Risk is digested when you buy
On flights to safety, perceptions of risk, and why a bad day in the stock market shouldn't ruffle truly cautious investors
The panicked state of global stock markets has made for some real turbulence as cliche-addicted financial writers fill their column-inches with predictable phrases like "flight to safety" and filler about "risk". It's all a rather silly way of looking at things, since any one-day decline of 3% in a stock-market index projects out on an annualized basis to the market zeroing-out completely, which is an obviously impossible proposition.
■ Even the phrase "sell-off" is awfully misleading, since by definition, every stock sale by one party was a stock purchase by another. It's easier, though, to make a big story out of emotional reactions rather than cool logic.
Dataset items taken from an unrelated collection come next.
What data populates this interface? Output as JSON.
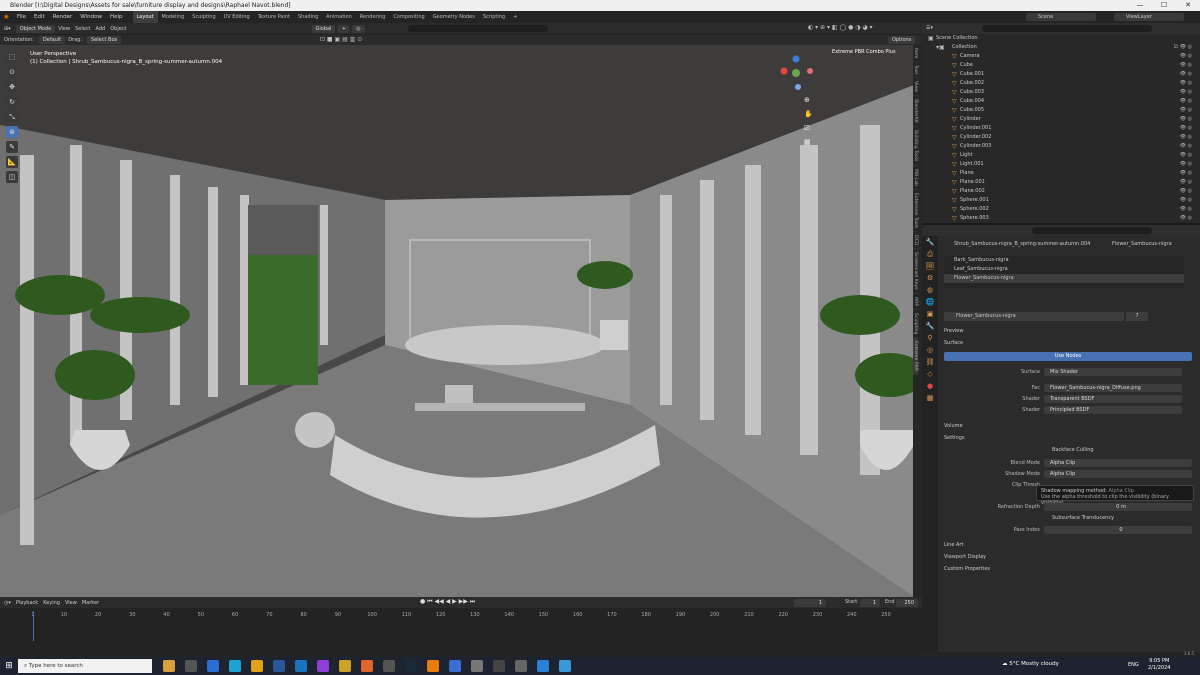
{
  "window": {
    "title": "Blender [I:\\Digital Designs\\Assets for sale\\furniture display and designs\\Raphael Navot.blend]",
    "min": "—",
    "max": "☐",
    "close": "✕"
  },
  "menu": [
    "File",
    "Edit",
    "Render",
    "Window",
    "Help"
  ],
  "workspaces": [
    "Layout",
    "Modeling",
    "Sculpting",
    "UV Editing",
    "Texture Paint",
    "Shading",
    "Animation",
    "Rendering",
    "Compositing",
    "Geometry Nodes",
    "Scripting",
    "+"
  ],
  "scene": {
    "label": "Scene",
    "viewlayer": "ViewLayer"
  },
  "viewport_header": {
    "mode": "Object Mode",
    "menus": [
      "View",
      "Select",
      "Add",
      "Object"
    ],
    "orientation_label": "Orientation:",
    "orientation": "Default",
    "drag_label": "Drag:",
    "drag": "Select Box",
    "transform": "Global",
    "options": "Options"
  },
  "viewport": {
    "perspective": "User Perspective",
    "collection": "(1) Collection | Shrub_Sambucus-nigra_B_spring-summer-autumn.004",
    "addon": "Extreme PBR Combo Plus"
  },
  "side_tabs": [
    "Item",
    "Tool",
    "View",
    "BlenderKit",
    "Building Tools",
    "MB-Lab",
    "Extension Tools",
    "OCD",
    "Screencast Keys",
    "ARP",
    "Sculpting",
    "Extreme PBR"
  ],
  "outliner": {
    "root": "Scene Collection",
    "collection": "Collection",
    "items": [
      "Camera",
      "Cube",
      "Cube.001",
      "Cube.002",
      "Cube.003",
      "Cube.004",
      "Cube.005",
      "Cylinder",
      "Cylinder.001",
      "Cylinder.002",
      "Cylinder.003",
      "Light",
      "Light.001",
      "Plane",
      "Plane.001",
      "Plane.002",
      "Sphere.001",
      "Sphere.002",
      "Sphere.003"
    ]
  },
  "properties": {
    "breadcrumb_object": "Shrub_Sambucus-nigra_B_spring-summer-autumn.004",
    "breadcrumb_material": "Flower_Sambucus-nigra",
    "slots": [
      "Bark_Sambucus-nigra",
      "Leaf_Sambucus-nigra",
      "Flower_Sambucus-nigra"
    ],
    "material_name": "Flower_Sambucus-nigra",
    "user_count": "7",
    "preview": "Preview",
    "surface": "Surface",
    "use_nodes": "Use Nodes",
    "rows": [
      {
        "label": "Surface",
        "value": "Mix Shader"
      },
      {
        "label": "Fac",
        "value": "Flower_Sambucus-nigra_Diffuse.png"
      },
      {
        "label": "Shader",
        "value": "Transparent BSDF"
      },
      {
        "label": "Shader",
        "value": "Principled BSDF"
      }
    ],
    "volume": "Volume",
    "settings": "Settings",
    "backface": "Backface Culling",
    "blend_mode_label": "Blend Mode",
    "blend_mode": "Alpha Clip",
    "shadow_mode_label": "Shadow Mode",
    "shadow_mode": "Alpha Clip",
    "clip_label": "Clip Thresh",
    "tooltip_title": "Shadow mapping method:",
    "tooltip_value": "Alpha Clip",
    "tooltip_desc": "Use the alpha threshold to clip the visibility (binary visibility)",
    "refraction_label": "Refraction Depth",
    "refraction": "0 m",
    "sss": "Subsurface Translucency",
    "pass_label": "Pass Index",
    "pass": "0",
    "line_art": "Line Art",
    "viewport_display": "Viewport Display",
    "custom_props": "Custom Properties"
  },
  "timeline": {
    "menus": [
      "Playback",
      "Keying",
      "View",
      "Marker"
    ],
    "frame": "1",
    "start_label": "Start",
    "start": "1",
    "end_label": "End",
    "end": "250",
    "ticks": [
      "1",
      "10",
      "20",
      "30",
      "40",
      "50",
      "60",
      "70",
      "80",
      "90",
      "100",
      "110",
      "120",
      "130",
      "140",
      "150",
      "160",
      "170",
      "180",
      "190",
      "200",
      "210",
      "220",
      "230",
      "240",
      "250"
    ]
  },
  "statusbar": {
    "version": "3.6.5"
  },
  "taskbar": {
    "search": "Type here to search",
    "weather": "5°C  Mostly cloudy",
    "lang": "ENG",
    "time": "9:05 PM",
    "date": "2/1/2024"
  },
  "colors": {
    "accent": "#4772b3",
    "orange": "#e39a4c",
    "green": "#5fbf7a"
  }
}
■ In 2015, Warren Buffett told the assembled shareholders of Berkshire Hathaway, "We've been very cautious about what we've done because of the people among our families and friends who are invested in the company. We could have played harder at times, but I'd rather be 100 times too cautious than 1% too incautious. People looking at our past would say we've missed plenty of good opportunities."
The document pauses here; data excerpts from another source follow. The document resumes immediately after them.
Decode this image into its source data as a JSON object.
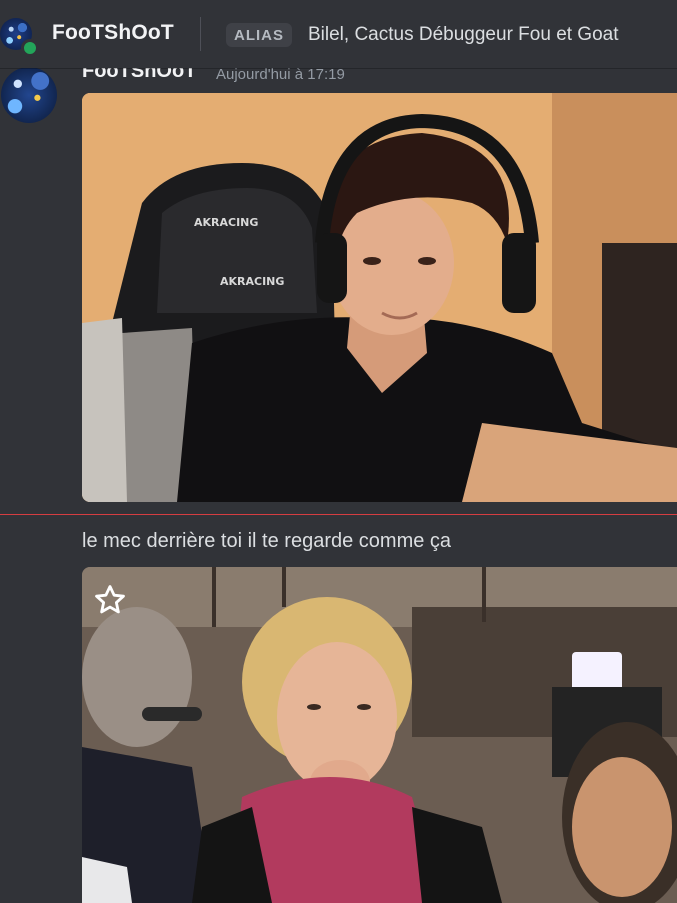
{
  "header": {
    "name": "FooTShOoT",
    "alias_badge": "ALIAS",
    "alias_text": "Bilel, Cactus Débuggeur Fou et Goat"
  },
  "messages": [
    {
      "author": "FooTShOoT",
      "timestamp": "Aujourd'hui à 17:19"
    },
    {
      "text": "le mec derrière toi il te regarde comme ça"
    }
  ],
  "colors": {
    "background": "#313338",
    "status_online": "#23a55a",
    "new_messages_line": "#f23f43"
  },
  "icons": {
    "favorite": "star-outline-icon"
  }
}
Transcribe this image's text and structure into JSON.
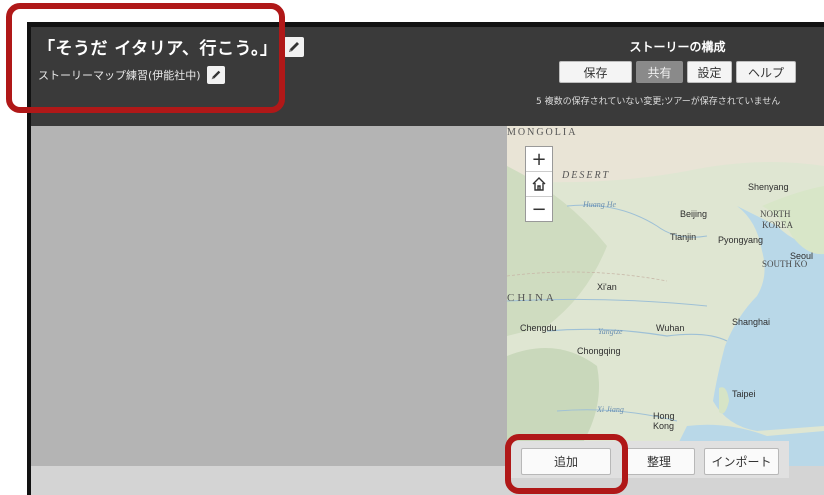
{
  "story": {
    "title": "「そうだ イタリア、行こう。」",
    "subtitle": "ストーリーマップ練習(伊能社中)"
  },
  "builder": {
    "label": "ストーリーの構成",
    "buttons": {
      "save": "保存",
      "share": "共有",
      "settings": "設定",
      "help": "ヘルプ"
    },
    "status": "5 複数の保存されていない変更;ツアーが保存されていません"
  },
  "map": {
    "zoom_in": "+",
    "zoom_out": "−",
    "labels": {
      "mongolia": "MONGOLIA",
      "desert": "DESERT",
      "huang_he": "Huang He",
      "shenyang": "Shenyang",
      "beijing": "Beijing",
      "north_korea_1": "NORTH",
      "north_korea_2": "KOREA",
      "tianjin": "Tianjin",
      "pyongyang": "Pyongyang",
      "seoul": "Seoul",
      "south_korea": "SOUTH KO",
      "xian": "Xi'an",
      "china": "CHINA",
      "chengdu": "Chengdu",
      "yangtze": "Yangtze",
      "wuhan": "Wuhan",
      "shanghai": "Shanghai",
      "chongqing": "Chongqing",
      "taipei": "Taipei",
      "xi_jiang": "Xi Jiang",
      "hong_kong_1": "Hong",
      "hong_kong_2": "Kong"
    }
  },
  "organizer": {
    "add": "追加",
    "organize": "整理",
    "import": "インポート"
  },
  "colors": {
    "header": "#3a3a3a",
    "highlight": "#b01818",
    "panel": "#b4b4b4"
  }
}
■ People who think that "safety" is found in selling stocks -- especially when they're in a tizzy -- get it completely backwards. The time to make "safety" a priority is when you buy an asset: If you're quite positive that you've paid a price that is less than (or, at least, no more than equal to) the intrinsic value of that asset, then you can sleep soundly, no matter what everyone else does around you.
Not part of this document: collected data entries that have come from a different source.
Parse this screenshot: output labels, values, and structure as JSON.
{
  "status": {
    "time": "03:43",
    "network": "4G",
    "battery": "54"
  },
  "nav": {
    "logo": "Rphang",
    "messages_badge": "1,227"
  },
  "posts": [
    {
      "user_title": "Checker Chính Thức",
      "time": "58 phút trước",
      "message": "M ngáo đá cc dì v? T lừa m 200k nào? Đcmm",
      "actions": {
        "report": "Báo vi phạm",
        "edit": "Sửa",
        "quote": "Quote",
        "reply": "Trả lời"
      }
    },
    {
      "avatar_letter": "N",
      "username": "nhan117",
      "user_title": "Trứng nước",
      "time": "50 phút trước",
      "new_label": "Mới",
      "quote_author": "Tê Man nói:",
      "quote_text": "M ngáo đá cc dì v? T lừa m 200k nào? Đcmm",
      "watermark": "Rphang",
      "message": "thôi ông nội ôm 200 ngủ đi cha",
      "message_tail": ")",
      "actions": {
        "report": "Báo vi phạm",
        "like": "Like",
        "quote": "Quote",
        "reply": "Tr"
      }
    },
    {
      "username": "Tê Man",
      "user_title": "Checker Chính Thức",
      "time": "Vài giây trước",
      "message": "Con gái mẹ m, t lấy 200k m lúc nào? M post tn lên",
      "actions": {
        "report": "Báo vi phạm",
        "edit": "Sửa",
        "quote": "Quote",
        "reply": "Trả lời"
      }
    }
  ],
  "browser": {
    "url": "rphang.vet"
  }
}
■ That's the kind of caution Buffett was talking about: Letting anxiety prevail before a purchase (sometimes to the point it keeps one from "playing harder" and taking a chance on what might turn out to be profitable later), so that there's no cause for panic after the purchase. Everyone is liable to make mistakes in that process, but people who look first to the intrinsic value of all investments -- from stocks to real estate to even education -- and only secondly at price have no need to be alarmed.